Hi all! I’m hoping that someone might be able to point me in the right direction on how best to essentially JOIN
two collections into a new collection.
I’m looking to do this in the fastest possible way, whilst keeping resource utilisation in check, and am happy to entertain using a different stack to achieve this if required.
What I have so far:
In MongoDB (compose.io):
Collection | Foreign Key | Documents | Size on Disk
-----------|-------------|-----------|-------------
Invoices | - | 118882 | 556 MB
LineItems | `invoiceId` | 1384724 | 1.47 GB
These two collections are automatically created every few hours by importing two CSV files into MongoDB using
mongoimport ... --drop --headerline --type csv --file FILENAME.csv
Meteor micro service (server only) to do the processing:
Invoices = new Mongo.Collection 'Invoices'
LineItems = new Mongo.Collection 'LineItems'
ProcessedInvoices = new Mongo.Collection 'ProcessedInvoices'
process = ->
startTime = new Date()
# Ensure indexes every time (could have dropped/inserted DB since last run)
LineItems._ensureIndex invoiceId:1
# Add LineItems to Invoice and save as ProcessedInvoice
Invoices.find().forEach (invoice) ->
invoice.lineItems = LineItems.find(invoiceId: invoice._id).fetch()
ProcessedInvoices.insert invoice
# Finish
console.log 'time', (new Date()) - startTime
process()
result:
{
_id: "invoice-1",
someProp: "",
lineItems: [
{
_id: "line-item-1",
invoiceId: "invoice-1",
someProp: ""
},
...
]
}
This works but is PAINFULLY slow!

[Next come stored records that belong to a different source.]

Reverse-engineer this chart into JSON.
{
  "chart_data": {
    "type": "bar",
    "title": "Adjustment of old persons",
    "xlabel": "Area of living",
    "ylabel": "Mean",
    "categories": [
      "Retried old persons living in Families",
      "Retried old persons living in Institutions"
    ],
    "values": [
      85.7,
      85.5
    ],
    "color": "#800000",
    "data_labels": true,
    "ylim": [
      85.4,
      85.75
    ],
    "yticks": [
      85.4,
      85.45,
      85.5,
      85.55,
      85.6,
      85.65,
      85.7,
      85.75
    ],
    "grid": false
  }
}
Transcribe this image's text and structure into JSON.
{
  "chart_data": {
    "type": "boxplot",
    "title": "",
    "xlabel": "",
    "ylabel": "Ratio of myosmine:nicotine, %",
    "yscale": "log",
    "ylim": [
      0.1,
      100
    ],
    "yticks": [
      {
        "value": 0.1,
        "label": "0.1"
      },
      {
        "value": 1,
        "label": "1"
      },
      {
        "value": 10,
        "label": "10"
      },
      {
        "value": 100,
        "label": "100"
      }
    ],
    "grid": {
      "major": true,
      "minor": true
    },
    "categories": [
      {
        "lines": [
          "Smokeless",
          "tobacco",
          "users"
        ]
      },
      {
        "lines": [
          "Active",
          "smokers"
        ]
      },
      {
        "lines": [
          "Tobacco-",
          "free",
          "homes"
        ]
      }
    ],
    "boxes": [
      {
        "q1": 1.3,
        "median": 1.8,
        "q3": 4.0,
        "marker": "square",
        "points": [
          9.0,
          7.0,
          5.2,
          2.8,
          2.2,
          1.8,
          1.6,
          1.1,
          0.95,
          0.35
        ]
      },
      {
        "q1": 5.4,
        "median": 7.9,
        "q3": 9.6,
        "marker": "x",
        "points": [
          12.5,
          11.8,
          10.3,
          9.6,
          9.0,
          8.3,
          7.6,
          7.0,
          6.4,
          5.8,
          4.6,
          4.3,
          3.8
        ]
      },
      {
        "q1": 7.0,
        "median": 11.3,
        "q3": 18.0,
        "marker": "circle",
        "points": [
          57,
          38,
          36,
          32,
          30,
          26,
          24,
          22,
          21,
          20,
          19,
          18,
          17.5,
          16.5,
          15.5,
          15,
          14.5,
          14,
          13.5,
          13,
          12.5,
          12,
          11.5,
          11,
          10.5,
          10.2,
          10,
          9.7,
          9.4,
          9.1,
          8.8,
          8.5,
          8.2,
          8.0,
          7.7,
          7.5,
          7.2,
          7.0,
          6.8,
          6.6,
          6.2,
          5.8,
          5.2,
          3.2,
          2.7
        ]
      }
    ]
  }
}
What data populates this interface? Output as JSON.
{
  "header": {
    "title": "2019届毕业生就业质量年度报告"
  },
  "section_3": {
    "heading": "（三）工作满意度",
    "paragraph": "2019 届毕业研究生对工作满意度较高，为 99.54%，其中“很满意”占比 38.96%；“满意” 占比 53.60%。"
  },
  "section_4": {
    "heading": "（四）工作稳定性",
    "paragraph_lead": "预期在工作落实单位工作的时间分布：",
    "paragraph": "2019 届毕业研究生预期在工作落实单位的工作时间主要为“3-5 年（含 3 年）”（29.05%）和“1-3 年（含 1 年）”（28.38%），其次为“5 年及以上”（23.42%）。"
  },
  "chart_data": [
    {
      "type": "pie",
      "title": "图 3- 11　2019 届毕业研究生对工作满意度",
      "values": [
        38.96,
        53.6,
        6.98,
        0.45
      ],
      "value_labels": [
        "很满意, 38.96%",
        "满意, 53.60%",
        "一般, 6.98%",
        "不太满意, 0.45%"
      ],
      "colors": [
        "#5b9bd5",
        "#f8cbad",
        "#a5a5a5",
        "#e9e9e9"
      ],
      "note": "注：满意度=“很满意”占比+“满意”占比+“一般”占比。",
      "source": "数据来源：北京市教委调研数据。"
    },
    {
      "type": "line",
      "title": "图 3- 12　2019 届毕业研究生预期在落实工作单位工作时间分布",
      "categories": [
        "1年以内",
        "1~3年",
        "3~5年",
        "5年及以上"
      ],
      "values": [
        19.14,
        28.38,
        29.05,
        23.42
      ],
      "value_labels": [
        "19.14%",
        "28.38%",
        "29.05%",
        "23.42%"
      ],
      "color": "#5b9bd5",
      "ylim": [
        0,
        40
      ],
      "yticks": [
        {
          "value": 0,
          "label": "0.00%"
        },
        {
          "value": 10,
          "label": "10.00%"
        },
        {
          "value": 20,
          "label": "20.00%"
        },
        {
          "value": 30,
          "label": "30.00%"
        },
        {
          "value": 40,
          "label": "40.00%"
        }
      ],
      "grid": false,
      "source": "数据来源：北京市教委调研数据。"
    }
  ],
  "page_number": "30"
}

Read: it takes hours!
Questions I have:
- Could I optimise this by coding it differently?
- Am I using the wrong stack (meteor/mongodb)?
Bonus point questions:
- Can I make this run reactively when there are changes in the
Invoices
andLineItems
collections? Note: these two collections will only ever be modified with the automatedmongoimport ... --drop --headerline --type csv --file FILENAME.csv
. - What should I be looking for in the compose.io Monitoring section to see if I’m overutilising the database?